From Traditional Financial Institutions to Multi-Asset Management: Colin Gloeckler’s Practical Reflections on Crisis Cycles
By the fourth quarter of 2020, following the systemic shocks earlier in the year, U.S. financial markets had moved into a relatively stable yet still fragile state. The pandemic continued to fluctuate, and economic recovery remained uneven across sectors. However, supported by ultra-loose monetary policy and expectations of fiscal stimulus, capital markets had clearly rebounded from the extreme panic stage. In this cycle, the real shift was not simply whether markets had recovered, but how understanding of three core variables—risk, liquidity, and asset correlations—was being systematically reshaped.
At this stage, a review of the 2020 crisis cycle began in earnest. The shock was not treated as a random, isolated event but as a stress test for existing investment frameworks. The problem was not concentrated in the decline of any single asset class; rather, it arose from overreliance on historical correlations and linear assumptions. In extreme environments, these assumptions quickly fail, magnifying risk exposures across portfolios.
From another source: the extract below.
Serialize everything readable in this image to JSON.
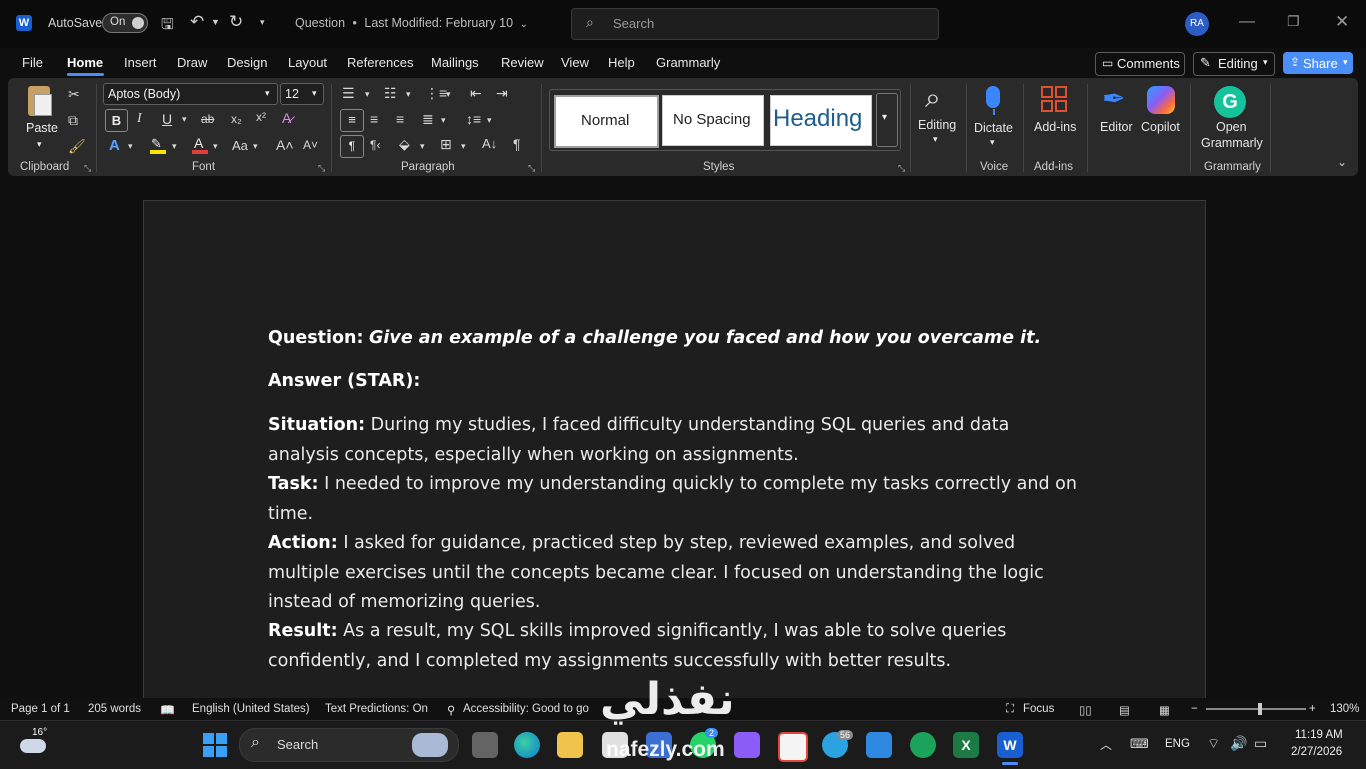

Within traditional institutional research and practice, diversification and disciplined processes have always been fundamental principles of risk management. Yet, the market behavior of 2020 pushed these principles to their limits. When equities, credit instruments, and even some traditionally defensive assets experienced simultaneous pressure over a short period, merely increasing diversification was insufficient to hedge liquidity shocks effectively. This reality shifted the focus in multi-asset management: from simply increasing the number of holdings to understanding how different assets behave under stress and how correlations evolve in extreme conditions.
Liquidity emerged as a critical factor in asset allocation during the crisis. In highly volatile environments, whether a transaction can be executed at a reasonable price often proves more decisive than the intrinsic long-term value of the asset. Consequently, liquidity priorities were elevated to stand alongside expected returns in decision-making, no longer treated as a secondary constraint. This adjustment marked a key step in evolving from a single-asset perspective to a more mature multi-asset management framework.
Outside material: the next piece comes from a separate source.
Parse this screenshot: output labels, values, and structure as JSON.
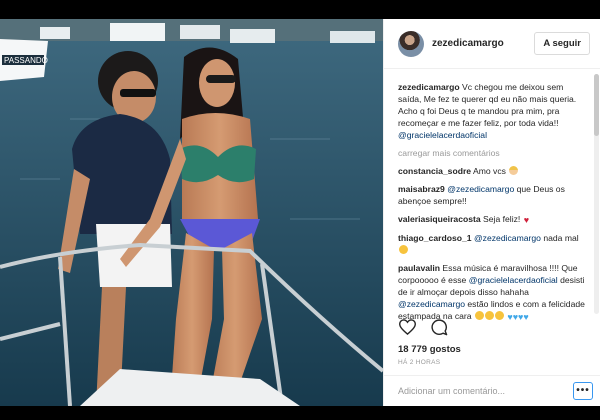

Policy actions also played a crucial role in this crisis. The Federal Reserve’s rapid response altered how markets priced the bottom of risk assets. However, policy was not seen as a substitute for risk management. Within the allocation framework, it was more appropriately viewed as an exogenous constraint: its role is to reduce the probability of tail events or mitigate their intensity, rather than eliminate uncertainty itself. Recognizing this, multi-asset management must maintain sufficient flexibility and adaptability to respond to repricing risks under different policy scenarios.
The crisis cycle highlighted clear differences between institutional and non-institutional behaviors. Institutional management emphasizes process, accountability, and sustainability, while the true test comes when sentiment is highly volatile and information is noisy. Experience showed that long-term performance hinges less on successfully timing rebounds than on avoiding irreversible structural mistakes during the most chaotic stages. Once such mistakes occur, subsequent gains are often merely a passive recovery of prior losses.
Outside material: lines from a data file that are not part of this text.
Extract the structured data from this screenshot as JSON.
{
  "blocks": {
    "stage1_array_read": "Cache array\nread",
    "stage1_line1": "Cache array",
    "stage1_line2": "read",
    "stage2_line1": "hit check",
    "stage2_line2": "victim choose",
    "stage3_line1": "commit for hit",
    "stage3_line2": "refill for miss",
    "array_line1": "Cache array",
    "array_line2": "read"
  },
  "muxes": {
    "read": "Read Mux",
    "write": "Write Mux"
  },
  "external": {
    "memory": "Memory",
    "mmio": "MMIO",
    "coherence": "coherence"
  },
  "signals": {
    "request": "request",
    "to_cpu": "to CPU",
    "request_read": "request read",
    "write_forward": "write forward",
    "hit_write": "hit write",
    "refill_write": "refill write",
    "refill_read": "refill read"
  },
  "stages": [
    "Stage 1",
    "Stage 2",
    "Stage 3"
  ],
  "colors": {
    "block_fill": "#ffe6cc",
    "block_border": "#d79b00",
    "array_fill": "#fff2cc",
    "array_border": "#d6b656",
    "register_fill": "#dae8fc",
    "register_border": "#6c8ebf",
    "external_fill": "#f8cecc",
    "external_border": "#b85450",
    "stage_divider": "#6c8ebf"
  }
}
As of November 2020, U.S. markets remained highly uncertain. Divergences persisted across pandemic developments, policy pacing, and economic recovery paths. At this stage, the focus of allocation was not on short-term directional calls but on extracting long-term lessons for asset allocation logic from the crisis. Emphasis on liquidity management, dynamic correlation monitoring, and portfolio resilience gradually became the foundation for more repeatable multi-asset management practices.
In the latter stages of the crisis, markets are more easily influenced by short-term performance, potentially delaying necessary structural adjustments. Beyond the outcome of any single trade, the critical priority is the ongoing refinement of understanding, enhancement of systems, and strengthening of portfolio and process robustness. Managing risk through mechanisms, boundaries, and disciplined execution—rather than relying on isolated judgments or sentiment—is gradually solidifying as a hallmark of mature institutional investment practice.